L’intelligence artificielle a bouleversé bien des secteurs d’activité, mais elle pourrait aussi modifier la façon dont les dirigeants prennent leurs décisions. Bienvenue dans l’ère de la stratégie prédictive!

Bien sûr, la transformation numérique des entreprises nécessite la collecte et l’analyse de données ou l’automatisation des calculs. Toutefois, l’intégration de l’IA dans l’équation fait en sorte qu’il est désormais possible de prendre des décisions non plus en se basant sur le passé, mais en se tournant vers l’avenir. Une approche qui pourrait bien révolutionner les fondements mêmes de la philosophie de gestion1.

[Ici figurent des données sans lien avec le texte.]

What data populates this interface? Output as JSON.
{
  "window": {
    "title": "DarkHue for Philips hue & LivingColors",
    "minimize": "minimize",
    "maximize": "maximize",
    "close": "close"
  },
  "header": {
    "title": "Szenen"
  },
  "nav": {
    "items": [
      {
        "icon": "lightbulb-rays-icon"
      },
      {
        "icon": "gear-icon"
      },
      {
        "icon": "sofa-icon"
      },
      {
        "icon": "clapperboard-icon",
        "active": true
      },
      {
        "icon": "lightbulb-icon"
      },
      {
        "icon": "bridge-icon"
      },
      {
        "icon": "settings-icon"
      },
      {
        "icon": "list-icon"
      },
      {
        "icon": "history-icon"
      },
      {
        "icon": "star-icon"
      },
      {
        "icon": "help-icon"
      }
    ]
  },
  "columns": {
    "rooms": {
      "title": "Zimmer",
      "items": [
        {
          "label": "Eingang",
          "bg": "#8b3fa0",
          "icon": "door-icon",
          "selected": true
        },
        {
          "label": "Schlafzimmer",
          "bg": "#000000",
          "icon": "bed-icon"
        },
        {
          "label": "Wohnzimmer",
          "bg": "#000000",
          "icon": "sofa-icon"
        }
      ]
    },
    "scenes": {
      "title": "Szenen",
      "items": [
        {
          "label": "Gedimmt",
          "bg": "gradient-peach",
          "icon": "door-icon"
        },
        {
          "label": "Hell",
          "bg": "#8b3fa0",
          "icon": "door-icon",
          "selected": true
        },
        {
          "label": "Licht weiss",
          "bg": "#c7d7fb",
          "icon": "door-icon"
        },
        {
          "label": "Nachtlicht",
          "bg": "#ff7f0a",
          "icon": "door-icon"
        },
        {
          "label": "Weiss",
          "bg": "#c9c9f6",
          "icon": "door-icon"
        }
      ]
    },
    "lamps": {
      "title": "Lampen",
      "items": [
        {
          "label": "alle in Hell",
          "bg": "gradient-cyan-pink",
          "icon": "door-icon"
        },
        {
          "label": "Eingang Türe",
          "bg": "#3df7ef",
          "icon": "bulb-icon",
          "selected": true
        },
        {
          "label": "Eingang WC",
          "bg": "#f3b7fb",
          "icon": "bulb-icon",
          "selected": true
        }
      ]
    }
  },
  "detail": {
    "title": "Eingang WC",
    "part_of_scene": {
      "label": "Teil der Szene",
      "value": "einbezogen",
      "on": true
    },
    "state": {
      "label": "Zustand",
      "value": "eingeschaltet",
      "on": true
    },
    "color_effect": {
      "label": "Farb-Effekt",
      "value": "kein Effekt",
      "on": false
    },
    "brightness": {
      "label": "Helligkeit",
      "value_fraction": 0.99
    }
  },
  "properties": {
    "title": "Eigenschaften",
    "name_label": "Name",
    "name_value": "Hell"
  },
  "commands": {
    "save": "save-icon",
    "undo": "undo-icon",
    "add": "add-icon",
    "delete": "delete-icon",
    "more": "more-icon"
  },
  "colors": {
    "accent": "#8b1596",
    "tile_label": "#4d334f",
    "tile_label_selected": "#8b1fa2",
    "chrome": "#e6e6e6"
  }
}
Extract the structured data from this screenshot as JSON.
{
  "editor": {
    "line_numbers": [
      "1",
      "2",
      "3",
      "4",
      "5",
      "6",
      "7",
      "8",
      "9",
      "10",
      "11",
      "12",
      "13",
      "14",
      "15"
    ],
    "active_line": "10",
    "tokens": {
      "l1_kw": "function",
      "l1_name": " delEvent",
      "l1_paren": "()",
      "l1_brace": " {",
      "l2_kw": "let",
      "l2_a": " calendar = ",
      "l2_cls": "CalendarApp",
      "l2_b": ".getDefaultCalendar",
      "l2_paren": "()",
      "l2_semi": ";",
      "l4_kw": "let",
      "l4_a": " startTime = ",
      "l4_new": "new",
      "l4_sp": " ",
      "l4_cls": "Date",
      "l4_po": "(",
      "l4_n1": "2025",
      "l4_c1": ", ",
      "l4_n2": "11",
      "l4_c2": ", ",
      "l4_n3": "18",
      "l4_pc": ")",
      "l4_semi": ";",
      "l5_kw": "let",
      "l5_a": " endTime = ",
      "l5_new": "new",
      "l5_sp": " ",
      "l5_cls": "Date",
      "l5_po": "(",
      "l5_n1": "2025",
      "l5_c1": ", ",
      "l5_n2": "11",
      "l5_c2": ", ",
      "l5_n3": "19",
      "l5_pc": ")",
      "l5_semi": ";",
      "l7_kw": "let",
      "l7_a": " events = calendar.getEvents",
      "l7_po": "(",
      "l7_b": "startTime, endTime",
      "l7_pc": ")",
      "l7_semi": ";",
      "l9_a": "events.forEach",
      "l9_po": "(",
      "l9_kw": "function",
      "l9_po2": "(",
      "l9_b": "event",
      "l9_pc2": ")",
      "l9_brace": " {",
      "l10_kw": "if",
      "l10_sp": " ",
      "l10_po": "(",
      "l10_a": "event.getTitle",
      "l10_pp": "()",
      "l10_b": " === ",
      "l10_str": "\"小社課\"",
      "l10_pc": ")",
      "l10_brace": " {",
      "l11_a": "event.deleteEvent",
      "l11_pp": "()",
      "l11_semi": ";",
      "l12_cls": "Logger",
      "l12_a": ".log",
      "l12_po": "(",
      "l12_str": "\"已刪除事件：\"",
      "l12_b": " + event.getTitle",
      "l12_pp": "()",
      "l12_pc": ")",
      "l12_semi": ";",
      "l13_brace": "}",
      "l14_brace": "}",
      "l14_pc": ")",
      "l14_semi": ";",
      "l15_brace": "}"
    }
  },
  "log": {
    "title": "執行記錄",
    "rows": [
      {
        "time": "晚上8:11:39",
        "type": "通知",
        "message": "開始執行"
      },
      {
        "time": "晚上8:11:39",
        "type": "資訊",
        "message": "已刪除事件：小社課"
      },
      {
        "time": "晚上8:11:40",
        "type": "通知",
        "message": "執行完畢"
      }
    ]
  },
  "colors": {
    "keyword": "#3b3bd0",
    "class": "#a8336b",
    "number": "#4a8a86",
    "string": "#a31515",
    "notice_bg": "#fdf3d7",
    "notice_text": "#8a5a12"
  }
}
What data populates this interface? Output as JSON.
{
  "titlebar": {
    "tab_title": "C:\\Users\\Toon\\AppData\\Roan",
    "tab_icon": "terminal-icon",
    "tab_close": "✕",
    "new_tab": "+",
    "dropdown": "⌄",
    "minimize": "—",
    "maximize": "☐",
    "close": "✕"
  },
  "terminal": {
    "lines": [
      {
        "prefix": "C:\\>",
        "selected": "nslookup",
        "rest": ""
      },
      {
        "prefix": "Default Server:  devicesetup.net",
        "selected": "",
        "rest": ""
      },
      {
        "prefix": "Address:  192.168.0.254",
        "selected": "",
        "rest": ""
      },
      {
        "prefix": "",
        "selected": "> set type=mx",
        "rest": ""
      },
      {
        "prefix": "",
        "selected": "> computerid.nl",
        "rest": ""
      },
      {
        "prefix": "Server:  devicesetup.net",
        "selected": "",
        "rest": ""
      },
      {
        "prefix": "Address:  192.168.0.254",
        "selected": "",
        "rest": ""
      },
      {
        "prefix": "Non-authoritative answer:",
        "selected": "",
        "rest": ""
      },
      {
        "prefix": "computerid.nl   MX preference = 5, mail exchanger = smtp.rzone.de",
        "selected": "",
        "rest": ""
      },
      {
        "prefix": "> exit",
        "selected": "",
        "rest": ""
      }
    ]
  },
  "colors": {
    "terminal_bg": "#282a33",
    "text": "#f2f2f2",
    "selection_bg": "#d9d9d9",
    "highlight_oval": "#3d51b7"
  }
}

Passer de l'approche réactive à l'approche proactive

Jusqu’à présent, la transformation numérique a permis aux organisations d’accumuler des données au fil du temps et de s’appuyer sur celles-ci pour établir leur stratégie d’entreprise. Autrement dit, elles regardaient dans le rétroviseur. L’IA prédictive change la donne en permettant d’anticiper ce qui pourrait se produire et en prévoyant différents scénarios à cet égard. Pour reprendre la métaphore de l’automobile, on pourrait la comparer aux phares antibrouillards qu’un conducteur allumerait pour mieux se diriger dans la brume. Ainsi, au lieu de se baser sur des résultats passés et de prendre des décisions de façon réactive, on se tourne plutôt vers une gestion proactive en essayant de prédire l’avenir.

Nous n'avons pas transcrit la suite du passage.